Я пытался представить, как он будет со мной разговаривать, как проведет своей большой ладонью по моей макушке. И у меня ничего не получалось, все это казалось невозможным. Его образ сложился для меня по военным фотографиям, мой взгляд упорно натыкался на казенную форму отца, на портупею с кобурой и прочее военное снаряжение. Они отделяли от меня отца, мне казалось, с каждой новой фотографией этот строгий офицер все больше и больше становится чужим, а у меня все меньше и меньше прав считать его отцом. И тогда я смотрел на единственную довоенную фотографию отца, где он был в летней рубашке со шнурочками на вороте, молодой, улыбающийся, с таким родным лицом. Мне хотелось без конца смотреть на лицо отца на этой фотографии. Мне его было жалко, как, скажем, Толика или бабушку, хотелось плакать от этой жалости, и иногда я потихоньку плакал, и в молитве, которой меня выучила бабушка, я просил бога, чтобы отца не убили и чтобы он вернулся домой.

И вот он вернулся.

Бабушка прокричала нам эту новость и заспешила обратно. Обгоняя ее, побежали наперегонки к нашему дому мои сверстники, побросав палки для игры в лапту. А я не мог стронуться с места. И в мою холщовую штанину испуганно вцепился пятилетний Толя…

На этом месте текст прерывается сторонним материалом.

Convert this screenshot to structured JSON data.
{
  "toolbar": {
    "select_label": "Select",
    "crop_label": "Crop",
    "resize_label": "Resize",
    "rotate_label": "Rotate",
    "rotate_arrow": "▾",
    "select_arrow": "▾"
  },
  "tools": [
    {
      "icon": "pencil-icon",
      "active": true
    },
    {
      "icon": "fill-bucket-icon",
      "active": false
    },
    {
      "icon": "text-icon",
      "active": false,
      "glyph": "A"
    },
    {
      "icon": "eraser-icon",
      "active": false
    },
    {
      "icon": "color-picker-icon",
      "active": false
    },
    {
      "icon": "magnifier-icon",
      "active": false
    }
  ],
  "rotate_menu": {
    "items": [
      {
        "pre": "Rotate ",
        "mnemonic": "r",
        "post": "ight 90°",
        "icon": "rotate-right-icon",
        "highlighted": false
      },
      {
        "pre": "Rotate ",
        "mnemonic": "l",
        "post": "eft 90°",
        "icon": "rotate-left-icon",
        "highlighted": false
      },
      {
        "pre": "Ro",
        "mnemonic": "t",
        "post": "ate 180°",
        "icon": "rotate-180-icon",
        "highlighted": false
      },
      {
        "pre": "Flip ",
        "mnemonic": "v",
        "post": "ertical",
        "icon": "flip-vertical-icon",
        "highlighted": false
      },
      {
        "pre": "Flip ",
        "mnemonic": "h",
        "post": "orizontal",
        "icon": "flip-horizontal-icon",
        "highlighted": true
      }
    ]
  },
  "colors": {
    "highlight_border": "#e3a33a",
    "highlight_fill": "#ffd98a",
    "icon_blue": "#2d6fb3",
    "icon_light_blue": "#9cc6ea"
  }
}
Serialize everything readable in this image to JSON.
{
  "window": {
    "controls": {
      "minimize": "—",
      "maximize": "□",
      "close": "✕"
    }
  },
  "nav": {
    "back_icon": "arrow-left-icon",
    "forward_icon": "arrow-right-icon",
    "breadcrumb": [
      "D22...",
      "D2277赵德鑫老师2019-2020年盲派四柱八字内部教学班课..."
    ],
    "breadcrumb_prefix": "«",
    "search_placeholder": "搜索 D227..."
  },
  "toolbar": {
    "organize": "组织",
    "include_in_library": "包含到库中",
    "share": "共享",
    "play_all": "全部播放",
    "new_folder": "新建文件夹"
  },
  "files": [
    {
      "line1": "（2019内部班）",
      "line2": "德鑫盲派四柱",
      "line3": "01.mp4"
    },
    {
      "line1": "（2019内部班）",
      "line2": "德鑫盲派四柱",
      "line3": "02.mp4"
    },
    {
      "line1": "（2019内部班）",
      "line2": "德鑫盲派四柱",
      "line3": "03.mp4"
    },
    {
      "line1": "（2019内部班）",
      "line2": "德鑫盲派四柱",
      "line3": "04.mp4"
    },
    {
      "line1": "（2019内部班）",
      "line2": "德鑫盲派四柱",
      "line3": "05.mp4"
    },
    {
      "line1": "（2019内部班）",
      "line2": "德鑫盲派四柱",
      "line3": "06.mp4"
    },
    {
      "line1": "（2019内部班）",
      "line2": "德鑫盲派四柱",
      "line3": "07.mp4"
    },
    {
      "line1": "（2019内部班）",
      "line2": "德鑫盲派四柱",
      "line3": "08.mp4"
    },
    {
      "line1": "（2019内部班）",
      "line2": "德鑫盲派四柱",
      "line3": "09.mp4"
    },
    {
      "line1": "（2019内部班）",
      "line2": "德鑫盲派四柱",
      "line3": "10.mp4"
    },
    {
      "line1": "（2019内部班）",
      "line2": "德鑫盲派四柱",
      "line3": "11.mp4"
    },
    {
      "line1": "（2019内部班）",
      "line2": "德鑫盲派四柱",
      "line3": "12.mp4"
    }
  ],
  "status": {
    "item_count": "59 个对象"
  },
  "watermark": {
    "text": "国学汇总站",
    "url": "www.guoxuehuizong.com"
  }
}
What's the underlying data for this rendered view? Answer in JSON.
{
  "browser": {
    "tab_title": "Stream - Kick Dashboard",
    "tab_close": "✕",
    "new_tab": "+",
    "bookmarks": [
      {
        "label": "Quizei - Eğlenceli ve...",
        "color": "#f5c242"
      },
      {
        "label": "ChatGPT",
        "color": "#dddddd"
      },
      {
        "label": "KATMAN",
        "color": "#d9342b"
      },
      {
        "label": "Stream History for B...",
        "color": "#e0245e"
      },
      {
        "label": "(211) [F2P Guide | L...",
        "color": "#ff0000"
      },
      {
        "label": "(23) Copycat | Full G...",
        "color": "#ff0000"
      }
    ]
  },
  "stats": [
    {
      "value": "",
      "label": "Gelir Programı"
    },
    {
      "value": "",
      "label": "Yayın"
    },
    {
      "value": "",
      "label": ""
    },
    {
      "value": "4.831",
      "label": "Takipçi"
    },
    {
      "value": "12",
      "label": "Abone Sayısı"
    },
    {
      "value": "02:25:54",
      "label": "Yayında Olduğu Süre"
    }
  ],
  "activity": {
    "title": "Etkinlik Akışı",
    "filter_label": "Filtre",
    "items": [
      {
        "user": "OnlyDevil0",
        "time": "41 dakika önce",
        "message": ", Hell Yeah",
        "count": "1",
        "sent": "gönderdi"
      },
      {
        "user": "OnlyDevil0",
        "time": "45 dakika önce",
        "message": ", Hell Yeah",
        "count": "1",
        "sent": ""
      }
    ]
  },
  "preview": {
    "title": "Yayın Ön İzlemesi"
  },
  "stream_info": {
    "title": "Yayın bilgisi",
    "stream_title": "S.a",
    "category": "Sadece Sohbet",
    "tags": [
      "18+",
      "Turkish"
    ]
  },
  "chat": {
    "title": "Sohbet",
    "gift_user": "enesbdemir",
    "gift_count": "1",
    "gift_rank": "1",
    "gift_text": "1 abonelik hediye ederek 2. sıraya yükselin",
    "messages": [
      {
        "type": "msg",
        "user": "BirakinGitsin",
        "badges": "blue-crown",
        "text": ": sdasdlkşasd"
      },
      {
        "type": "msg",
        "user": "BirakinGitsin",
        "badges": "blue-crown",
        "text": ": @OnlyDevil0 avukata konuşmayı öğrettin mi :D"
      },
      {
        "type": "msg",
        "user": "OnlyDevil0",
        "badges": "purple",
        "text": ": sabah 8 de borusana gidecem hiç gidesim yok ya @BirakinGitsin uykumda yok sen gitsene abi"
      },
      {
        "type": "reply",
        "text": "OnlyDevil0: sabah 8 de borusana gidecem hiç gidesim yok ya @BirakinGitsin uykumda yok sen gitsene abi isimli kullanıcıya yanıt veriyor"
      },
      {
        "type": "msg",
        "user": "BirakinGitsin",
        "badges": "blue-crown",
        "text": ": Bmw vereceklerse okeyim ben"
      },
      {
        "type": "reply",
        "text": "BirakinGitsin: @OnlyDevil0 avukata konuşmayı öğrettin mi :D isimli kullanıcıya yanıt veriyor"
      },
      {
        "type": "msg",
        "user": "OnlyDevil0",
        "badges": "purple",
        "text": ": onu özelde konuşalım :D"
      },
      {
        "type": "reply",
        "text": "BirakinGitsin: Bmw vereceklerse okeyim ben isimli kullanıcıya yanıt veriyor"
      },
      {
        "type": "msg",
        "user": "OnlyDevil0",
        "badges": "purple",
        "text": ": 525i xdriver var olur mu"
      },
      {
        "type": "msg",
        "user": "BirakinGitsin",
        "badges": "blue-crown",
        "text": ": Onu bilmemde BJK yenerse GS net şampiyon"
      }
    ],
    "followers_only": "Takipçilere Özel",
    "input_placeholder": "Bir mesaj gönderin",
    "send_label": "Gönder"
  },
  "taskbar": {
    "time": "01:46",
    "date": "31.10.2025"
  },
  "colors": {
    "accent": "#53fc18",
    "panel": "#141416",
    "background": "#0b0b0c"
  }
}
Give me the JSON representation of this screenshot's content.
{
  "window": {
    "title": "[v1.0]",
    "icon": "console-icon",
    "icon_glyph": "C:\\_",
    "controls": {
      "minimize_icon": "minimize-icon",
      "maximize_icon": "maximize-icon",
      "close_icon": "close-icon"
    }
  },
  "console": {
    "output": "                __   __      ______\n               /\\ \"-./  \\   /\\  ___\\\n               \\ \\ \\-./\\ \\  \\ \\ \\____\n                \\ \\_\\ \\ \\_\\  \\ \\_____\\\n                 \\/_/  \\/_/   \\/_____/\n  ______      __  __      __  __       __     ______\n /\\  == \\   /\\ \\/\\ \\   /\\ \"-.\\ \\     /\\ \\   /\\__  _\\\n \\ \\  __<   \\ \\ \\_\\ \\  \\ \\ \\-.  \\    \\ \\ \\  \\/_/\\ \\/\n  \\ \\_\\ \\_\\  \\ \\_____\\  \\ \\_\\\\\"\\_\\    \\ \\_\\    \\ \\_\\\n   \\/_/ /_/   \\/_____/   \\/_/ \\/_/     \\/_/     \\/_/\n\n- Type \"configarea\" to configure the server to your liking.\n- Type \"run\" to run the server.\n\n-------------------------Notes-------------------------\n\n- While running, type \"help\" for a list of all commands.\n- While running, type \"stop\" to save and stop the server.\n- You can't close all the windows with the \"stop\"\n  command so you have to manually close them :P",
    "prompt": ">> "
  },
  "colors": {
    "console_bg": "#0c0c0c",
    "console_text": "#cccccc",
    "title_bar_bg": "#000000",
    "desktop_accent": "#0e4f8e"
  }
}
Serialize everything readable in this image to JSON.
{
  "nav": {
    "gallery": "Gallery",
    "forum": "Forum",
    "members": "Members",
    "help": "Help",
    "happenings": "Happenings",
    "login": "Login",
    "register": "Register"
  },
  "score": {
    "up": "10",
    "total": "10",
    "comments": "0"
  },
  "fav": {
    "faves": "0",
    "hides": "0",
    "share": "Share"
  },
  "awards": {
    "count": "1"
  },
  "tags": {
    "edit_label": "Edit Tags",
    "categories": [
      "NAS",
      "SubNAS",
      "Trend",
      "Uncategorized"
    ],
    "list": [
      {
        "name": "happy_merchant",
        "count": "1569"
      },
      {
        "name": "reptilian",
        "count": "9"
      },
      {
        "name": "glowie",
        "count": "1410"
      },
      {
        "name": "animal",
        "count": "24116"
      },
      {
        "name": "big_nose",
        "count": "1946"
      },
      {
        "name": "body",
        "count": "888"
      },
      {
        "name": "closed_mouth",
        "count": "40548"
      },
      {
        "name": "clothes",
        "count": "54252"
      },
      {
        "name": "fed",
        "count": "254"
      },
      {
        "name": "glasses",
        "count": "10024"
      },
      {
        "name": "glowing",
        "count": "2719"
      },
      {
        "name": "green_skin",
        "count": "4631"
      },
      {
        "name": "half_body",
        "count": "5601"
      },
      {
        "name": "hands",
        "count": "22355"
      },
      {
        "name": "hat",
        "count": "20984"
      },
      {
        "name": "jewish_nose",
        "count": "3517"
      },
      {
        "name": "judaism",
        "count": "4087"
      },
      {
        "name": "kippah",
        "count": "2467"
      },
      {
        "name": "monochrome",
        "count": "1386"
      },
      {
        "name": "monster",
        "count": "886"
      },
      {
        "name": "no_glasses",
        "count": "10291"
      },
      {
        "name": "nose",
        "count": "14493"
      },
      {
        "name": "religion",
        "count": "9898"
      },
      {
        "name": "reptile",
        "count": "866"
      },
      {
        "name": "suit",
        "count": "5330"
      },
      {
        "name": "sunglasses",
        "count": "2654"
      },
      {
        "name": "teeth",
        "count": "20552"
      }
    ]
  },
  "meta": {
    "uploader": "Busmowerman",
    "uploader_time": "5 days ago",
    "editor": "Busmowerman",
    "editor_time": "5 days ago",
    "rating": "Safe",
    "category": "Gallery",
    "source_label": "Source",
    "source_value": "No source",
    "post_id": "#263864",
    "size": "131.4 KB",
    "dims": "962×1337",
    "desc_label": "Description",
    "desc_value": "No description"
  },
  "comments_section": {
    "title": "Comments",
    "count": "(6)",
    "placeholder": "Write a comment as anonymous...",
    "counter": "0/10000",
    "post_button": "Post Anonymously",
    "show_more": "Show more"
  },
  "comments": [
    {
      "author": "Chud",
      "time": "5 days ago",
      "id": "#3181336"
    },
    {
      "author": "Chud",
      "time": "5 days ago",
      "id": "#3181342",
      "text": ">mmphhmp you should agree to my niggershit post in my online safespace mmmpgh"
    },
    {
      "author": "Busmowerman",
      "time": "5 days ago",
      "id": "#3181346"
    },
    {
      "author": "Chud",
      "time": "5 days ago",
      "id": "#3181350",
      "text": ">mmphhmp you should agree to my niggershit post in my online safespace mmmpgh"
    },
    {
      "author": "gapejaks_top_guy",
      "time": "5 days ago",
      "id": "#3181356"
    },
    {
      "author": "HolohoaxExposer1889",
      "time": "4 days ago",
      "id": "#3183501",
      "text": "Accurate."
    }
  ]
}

Это, пожалуй, одно из самых последних воспоминаний о той поре, о которой говорят: «детство». Сразу с приходом отца все сместилось, началась какая-то колесная жизнь вместе с ним и появившейся вскоре же мамой — Фаиной Яковлевной. Хотя нет, зиму еще мы прожили у бабушек. Бергалятами нас теперь не звали. А так все было по-старому. Отец редко бывал дома, то в городе пропадал, то разъезжал где-то, а бабушки поговаривали: «Никак не остепенится Гошенька, все счастье свое уловить пытается». А Гошенька, то есть мой отец, долго еще не снимал ордена и офицерские погоны — то яблоки из Алма-Аты возил на Алтай, то с Алтая в Алма-Ату возил кедровые орехи. Вернее, в деревне он всегда появлялся без погон — ведь сколько уж месяцев прошло, как вернулся из армии! — но из своих карманов погоны никогда не выкладывал. Пьяный, хвалился перед бабушками и дальней деревенской родней: «Ка-а-ак сыпанут все с вокзала: облава!.. А я — хоп! — погоны пристегнул и сижу себе на чемоданах чин чинарем! Хэ-гэ!.. А что — плохо, да? — кричал он, задирая со спины гимнастерку. Я знал, что отец начнет сейчас показывать ало-фиолетовые свои рубцы. — А вот это как, хорошо?» — поворачивался он ко всем спиной. Бабушка Вера крестилась, успокаивала его: «Господь с тобой, Гошенька, ты ли один сейчас такой…» — а он скрипел зубами, плакал и говорил: «В шахту теперь с этими ранами, что ли?! Или, может, на завод — газ нюхать?! Ах, нет, не советуете… Только как же прикажете мне одеть-обуть, накормить-напоить вот этих голодранцев? — кивал он на нас с Толей, выглядывавших с высоких полатей. — Может, в колхоз голову сунуть?! Самому без штанов остаться?!»